The excitement of election night may wear off, but the new political alignments now create their own hustle and bustle. Republicans win the House; Democrats hold the Senate. House Speaker-presumptive John Boehner wipes tears of joy from his eyes and gets ready to plan the repeal of the “monstrous” health care law. The aides of ousted Congresspeople look for new jobs.

But there are forces more inexorable than the political powers of the U.S., and those forces have no regard for what happens at the polls or in the statehouses or in Washington. Climate change moves on, melting glaciers and ice caps, destabilizing temperatures, drying up soil and water. And not just in Africa. Most of the U.S. is in the grip of drought; in some parts of the South and West it’s become the new normal.
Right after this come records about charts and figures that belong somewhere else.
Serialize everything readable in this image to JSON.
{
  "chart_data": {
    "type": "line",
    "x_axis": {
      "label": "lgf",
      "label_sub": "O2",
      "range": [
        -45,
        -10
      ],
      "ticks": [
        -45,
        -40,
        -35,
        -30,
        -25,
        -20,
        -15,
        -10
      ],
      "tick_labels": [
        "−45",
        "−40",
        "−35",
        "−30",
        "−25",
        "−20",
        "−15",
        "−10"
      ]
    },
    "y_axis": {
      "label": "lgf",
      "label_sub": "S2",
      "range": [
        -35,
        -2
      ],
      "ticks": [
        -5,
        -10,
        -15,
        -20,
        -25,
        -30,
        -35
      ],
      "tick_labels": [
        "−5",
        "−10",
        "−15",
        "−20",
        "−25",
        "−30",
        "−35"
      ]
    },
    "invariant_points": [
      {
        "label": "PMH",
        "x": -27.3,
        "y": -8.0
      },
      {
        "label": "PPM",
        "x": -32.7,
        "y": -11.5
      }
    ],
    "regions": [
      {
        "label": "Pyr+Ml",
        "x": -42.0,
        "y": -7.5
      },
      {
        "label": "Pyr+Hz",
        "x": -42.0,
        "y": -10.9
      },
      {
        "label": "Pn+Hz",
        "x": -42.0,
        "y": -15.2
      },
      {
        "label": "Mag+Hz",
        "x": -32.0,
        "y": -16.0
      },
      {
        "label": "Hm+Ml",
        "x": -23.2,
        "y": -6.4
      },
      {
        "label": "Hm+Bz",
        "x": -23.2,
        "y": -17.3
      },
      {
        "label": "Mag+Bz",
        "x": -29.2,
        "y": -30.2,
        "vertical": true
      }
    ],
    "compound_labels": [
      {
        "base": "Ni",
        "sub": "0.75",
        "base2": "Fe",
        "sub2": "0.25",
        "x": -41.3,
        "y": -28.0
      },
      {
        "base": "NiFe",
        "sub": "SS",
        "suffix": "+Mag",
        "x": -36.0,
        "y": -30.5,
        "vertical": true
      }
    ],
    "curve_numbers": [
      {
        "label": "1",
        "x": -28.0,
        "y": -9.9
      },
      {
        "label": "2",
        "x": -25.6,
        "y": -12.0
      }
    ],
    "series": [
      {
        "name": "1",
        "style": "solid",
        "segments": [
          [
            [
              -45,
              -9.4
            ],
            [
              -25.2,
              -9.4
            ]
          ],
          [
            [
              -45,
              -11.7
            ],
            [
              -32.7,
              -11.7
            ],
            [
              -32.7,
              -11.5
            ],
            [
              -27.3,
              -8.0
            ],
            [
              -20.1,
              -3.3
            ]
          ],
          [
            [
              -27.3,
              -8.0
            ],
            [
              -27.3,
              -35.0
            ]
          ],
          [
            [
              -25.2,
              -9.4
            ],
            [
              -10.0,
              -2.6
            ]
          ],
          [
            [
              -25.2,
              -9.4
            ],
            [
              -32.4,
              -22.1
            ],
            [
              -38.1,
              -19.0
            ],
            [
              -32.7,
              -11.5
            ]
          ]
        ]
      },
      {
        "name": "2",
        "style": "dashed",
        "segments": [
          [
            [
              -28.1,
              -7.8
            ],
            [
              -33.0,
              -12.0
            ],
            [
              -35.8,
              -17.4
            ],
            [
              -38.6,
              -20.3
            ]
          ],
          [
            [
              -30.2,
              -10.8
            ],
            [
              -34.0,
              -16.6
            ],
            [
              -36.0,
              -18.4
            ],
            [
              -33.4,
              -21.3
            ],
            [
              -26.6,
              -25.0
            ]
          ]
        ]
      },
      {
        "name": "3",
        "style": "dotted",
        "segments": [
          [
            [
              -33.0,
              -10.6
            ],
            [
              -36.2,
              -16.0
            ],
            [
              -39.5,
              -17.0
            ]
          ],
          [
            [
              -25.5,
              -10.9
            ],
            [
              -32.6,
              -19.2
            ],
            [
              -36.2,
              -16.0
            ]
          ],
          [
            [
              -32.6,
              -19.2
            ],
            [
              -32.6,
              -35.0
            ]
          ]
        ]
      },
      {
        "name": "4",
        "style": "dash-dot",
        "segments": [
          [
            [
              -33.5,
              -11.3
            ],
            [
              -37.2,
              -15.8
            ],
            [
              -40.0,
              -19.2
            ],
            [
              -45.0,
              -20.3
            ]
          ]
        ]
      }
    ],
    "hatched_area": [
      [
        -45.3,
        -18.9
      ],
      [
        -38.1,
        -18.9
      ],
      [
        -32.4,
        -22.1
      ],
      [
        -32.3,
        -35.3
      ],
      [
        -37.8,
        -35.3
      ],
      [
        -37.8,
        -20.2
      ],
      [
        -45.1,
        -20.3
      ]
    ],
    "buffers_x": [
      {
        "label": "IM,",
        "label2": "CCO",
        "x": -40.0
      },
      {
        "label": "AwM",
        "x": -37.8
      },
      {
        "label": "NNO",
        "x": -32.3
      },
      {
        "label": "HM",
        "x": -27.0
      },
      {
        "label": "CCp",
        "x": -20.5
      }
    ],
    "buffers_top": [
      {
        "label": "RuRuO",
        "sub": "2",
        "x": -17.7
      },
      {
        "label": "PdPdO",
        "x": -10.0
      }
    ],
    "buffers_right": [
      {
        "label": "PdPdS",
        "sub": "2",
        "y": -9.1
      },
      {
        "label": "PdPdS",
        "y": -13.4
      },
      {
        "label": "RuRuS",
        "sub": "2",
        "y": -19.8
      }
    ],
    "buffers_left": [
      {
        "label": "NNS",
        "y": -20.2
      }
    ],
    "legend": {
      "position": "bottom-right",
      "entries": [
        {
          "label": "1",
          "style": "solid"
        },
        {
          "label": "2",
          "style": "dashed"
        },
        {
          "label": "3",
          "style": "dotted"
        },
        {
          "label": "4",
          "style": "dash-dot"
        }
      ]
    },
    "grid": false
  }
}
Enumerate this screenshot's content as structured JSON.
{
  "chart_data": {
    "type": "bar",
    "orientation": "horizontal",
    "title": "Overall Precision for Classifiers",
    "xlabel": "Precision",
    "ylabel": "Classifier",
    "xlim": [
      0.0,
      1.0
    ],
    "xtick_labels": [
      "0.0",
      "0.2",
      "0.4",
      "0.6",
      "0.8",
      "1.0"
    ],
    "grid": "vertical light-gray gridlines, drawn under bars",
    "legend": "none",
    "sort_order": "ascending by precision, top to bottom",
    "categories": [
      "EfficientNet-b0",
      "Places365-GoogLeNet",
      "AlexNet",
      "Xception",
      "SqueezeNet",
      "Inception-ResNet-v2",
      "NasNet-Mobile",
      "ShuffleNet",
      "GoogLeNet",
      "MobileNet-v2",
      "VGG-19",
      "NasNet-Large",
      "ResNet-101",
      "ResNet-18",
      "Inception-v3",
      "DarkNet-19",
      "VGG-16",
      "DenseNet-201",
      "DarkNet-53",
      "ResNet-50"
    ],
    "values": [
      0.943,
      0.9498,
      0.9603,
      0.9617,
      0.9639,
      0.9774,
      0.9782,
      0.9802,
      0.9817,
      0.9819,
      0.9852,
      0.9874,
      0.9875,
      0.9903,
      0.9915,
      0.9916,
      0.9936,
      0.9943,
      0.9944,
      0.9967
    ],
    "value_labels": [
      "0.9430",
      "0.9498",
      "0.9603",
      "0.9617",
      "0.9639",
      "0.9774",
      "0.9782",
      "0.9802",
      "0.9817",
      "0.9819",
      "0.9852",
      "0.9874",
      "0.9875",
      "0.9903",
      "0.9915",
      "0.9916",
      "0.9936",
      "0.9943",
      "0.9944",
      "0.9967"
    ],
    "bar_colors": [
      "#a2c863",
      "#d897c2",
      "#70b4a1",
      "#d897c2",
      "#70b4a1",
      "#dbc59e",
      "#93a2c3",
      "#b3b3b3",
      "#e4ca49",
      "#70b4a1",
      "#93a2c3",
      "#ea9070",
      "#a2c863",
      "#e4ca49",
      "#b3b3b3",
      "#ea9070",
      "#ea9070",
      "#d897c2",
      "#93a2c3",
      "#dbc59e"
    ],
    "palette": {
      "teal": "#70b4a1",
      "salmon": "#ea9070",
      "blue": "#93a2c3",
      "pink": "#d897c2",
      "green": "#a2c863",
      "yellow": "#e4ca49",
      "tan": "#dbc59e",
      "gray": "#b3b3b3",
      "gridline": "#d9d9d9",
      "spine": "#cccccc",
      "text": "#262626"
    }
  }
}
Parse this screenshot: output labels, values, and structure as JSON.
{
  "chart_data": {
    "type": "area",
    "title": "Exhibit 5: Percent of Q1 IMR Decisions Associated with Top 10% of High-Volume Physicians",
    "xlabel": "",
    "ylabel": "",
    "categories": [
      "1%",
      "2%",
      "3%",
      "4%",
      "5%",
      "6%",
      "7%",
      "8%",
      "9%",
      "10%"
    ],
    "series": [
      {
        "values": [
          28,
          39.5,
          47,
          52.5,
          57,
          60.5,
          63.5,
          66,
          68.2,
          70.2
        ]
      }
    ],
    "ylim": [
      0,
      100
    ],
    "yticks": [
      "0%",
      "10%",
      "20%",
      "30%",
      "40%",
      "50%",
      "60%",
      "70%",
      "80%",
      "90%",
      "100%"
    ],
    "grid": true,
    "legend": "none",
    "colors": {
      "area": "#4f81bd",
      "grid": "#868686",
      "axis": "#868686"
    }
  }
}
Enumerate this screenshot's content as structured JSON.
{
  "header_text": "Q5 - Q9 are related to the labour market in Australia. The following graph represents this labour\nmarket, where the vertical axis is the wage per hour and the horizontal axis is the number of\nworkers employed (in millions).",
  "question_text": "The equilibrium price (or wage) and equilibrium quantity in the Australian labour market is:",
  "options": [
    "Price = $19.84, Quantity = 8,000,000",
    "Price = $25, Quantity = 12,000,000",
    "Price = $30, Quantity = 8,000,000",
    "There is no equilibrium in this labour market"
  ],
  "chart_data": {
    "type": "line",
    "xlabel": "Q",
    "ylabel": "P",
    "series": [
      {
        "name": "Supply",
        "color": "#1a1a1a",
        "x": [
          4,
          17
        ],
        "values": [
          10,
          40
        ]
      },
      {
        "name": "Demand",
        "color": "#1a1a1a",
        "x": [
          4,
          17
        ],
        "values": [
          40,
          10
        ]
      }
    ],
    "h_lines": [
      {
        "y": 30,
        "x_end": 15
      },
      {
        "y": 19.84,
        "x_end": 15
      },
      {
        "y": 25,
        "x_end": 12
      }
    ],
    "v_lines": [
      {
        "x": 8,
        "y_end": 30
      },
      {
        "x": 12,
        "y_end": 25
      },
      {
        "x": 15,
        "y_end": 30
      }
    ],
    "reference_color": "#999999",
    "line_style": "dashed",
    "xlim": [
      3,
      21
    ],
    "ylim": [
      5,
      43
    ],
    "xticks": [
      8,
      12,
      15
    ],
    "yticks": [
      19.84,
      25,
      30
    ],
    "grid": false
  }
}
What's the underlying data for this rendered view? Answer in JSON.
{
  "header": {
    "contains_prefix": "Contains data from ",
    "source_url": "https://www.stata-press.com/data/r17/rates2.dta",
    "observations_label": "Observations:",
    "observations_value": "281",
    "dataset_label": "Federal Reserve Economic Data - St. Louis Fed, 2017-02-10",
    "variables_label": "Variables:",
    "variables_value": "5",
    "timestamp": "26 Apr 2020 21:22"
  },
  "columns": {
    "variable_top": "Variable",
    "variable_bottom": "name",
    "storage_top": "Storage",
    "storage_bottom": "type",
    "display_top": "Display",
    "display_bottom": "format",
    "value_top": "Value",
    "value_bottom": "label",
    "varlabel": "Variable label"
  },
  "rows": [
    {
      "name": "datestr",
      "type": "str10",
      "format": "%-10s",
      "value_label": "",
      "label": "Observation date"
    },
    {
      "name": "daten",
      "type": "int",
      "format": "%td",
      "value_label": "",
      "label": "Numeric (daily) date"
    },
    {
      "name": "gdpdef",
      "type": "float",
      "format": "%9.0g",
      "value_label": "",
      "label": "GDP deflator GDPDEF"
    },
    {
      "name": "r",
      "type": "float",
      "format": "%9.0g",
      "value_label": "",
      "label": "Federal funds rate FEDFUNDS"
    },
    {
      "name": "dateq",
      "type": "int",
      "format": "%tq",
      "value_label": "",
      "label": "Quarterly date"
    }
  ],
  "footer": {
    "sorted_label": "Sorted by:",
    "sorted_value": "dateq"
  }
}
Drought is making inroads even in normally water-rich New England, in Massachusetts, in the Valley.

On October 10, people of all ages all over the world celebrated actions they were taking to keep the global temperature from rising even faster; to see pictures of events from every continent, go to www.350.org. People with far less education and information than most Americans know that no task of governments or peoples is as urgent as slowing climate change. If we can.

At just this moment, the nation with the most potential to lead the effort gets a new wave of Congresspeople, and a new leader in the House, who don’t know what schoolchildren in Namibia know about the urgency of this matter. Last month Congressman Frank Lucas told a host on radio station KTOK in Oklahoma City that if Boehner had been Speaker of the House since 2008, “there would never have been a global warming bill passed in the House, Obamacare would never have been signed into law, we wouldn’t have the bank reregulation bill.” Newly elected Senator Ron Johnson (R-Wisc.) believes global warming is “just sunspot activity.” Freshly minted Pennsylvania Rep. Joe Toomey says there is “much debate in the scientific community as to the precise sources of global warming.”

The economy is the current crisis. But without water, arable land and a stable climate, in the long run there will be no economy. The real question about the election is not whether it brought Capitol Hill more Republicans or more Democrats, but whether it brought more people with farsightedness and imagination. The early indications are not encouraging.